If we take as a given that self-actualization is a temporary state of being (analogous maybe to a high performance engine requiring high octane fuel, calibrations, routine maintenance and occasional overhauling) then we might reasonably claim that this sweet-spot of ephiphanic awareness is surrounded by toxic cesspools and slicks that are the byproducts of its very pursuit. (ie, The more of yourself you discover, the more self there is to doubt or loathe; likewise, the more work you produce, the greater opportunity for rejection.) So, loathing and cynicism. Existential unmooring. They can bring about a bleak, mortal logic or anti-epiphany that concludes: Why bother? What’s the fucking difference? Or: I just can't stand it anymore. Such verbalizations can tug you toward the proverbial bottom.

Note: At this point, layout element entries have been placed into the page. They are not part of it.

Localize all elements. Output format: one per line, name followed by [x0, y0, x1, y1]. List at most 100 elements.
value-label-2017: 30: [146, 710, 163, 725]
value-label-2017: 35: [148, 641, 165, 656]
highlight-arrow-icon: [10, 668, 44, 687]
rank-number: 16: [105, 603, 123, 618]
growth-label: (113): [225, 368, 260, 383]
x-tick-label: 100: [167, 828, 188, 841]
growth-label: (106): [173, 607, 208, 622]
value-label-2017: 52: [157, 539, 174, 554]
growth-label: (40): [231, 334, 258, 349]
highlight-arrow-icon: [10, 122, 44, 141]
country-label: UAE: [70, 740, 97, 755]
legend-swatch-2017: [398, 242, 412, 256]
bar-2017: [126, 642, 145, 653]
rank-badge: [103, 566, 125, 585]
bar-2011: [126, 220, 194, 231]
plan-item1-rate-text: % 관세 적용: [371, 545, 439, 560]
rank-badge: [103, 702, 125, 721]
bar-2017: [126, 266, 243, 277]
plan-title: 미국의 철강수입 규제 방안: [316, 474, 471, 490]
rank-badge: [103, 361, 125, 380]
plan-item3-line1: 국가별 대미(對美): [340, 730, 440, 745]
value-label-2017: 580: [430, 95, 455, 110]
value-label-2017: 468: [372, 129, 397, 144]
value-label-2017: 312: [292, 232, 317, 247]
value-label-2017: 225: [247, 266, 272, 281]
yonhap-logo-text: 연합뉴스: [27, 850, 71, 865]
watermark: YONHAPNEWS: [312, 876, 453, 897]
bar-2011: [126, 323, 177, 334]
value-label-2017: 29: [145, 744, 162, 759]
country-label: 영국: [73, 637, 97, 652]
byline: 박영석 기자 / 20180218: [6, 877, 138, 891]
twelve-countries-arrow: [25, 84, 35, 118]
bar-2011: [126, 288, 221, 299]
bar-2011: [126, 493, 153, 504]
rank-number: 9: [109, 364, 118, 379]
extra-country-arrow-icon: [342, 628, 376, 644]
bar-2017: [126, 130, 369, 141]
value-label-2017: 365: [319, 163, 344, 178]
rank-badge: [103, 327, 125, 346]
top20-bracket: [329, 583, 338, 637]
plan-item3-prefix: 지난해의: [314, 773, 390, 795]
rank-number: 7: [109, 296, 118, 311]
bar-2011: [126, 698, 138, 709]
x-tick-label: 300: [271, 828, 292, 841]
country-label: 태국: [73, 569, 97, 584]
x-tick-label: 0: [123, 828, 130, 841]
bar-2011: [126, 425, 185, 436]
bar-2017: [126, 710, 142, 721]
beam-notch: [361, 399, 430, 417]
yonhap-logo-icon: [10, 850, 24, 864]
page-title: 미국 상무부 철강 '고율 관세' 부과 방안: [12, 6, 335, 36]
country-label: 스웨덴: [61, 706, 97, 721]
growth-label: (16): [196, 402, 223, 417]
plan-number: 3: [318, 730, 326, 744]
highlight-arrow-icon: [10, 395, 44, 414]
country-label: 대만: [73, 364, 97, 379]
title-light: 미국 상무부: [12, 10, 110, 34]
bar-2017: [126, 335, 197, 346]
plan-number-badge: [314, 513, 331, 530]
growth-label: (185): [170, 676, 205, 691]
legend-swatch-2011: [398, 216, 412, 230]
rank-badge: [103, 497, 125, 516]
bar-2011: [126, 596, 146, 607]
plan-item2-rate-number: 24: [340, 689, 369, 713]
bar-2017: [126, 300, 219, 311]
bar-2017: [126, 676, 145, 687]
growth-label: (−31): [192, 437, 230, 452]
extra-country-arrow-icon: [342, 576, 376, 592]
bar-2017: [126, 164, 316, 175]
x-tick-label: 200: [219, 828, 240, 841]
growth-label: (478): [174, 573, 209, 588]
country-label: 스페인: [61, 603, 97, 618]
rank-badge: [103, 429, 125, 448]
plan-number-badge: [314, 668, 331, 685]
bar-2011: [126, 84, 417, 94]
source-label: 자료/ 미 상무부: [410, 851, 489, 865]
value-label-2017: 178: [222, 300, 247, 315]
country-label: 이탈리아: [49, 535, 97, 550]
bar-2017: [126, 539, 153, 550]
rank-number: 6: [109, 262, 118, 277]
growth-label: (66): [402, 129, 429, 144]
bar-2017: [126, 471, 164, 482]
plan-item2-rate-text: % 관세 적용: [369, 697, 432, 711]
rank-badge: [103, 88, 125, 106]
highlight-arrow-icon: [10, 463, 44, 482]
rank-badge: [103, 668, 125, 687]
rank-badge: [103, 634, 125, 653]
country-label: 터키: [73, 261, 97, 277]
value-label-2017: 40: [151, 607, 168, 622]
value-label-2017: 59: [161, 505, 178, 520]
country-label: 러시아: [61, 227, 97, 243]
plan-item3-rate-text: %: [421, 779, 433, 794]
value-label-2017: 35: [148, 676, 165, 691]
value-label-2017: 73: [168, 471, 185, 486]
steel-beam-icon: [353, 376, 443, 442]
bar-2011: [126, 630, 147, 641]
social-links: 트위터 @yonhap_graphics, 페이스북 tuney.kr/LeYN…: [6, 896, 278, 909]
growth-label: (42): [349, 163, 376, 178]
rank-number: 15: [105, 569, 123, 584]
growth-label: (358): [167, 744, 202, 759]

I’m not guessing at the causes behind DF Wallace’s suicide, but pointing out conditions that exist, that I sense sometimes, anyway, in myself and in my friends and in America. In fact, America might be the best and only way to describe Wallace’s writing: Only in America does his peculiar, post-modern blend of style and thinking truly resonate with hope and inspiration and become a buttress against despair. Wallace’s essays went beyond “stimulating” my mind. His intellect struck me as infectious, even transformative, his well-sanded logic providing a surface on which my own ideas could glide. Only in America, the country that gives us a single DFW in monumental disproportion to the throngs of self-serving assholes who prosecute the most frustrating aspects of this absurd society, this strange, often maddening/saddening culture, only here is the work of writers like Wallace possible. No, necessary.

-Jason Watt

2 comments:

Book Gang said...

Cool/Sad interview DFW did w/Salon in 1996 has been reposted here.

Jenna D said...

Not to be crass, but it's the genius-suicide vortex in action. Like young musicians, lots of genius writers have self-destructed. Look at Hemingway, Plath, Woolf and John Kennedy Toole. It's kind of a fool-proof way to get post-mort props.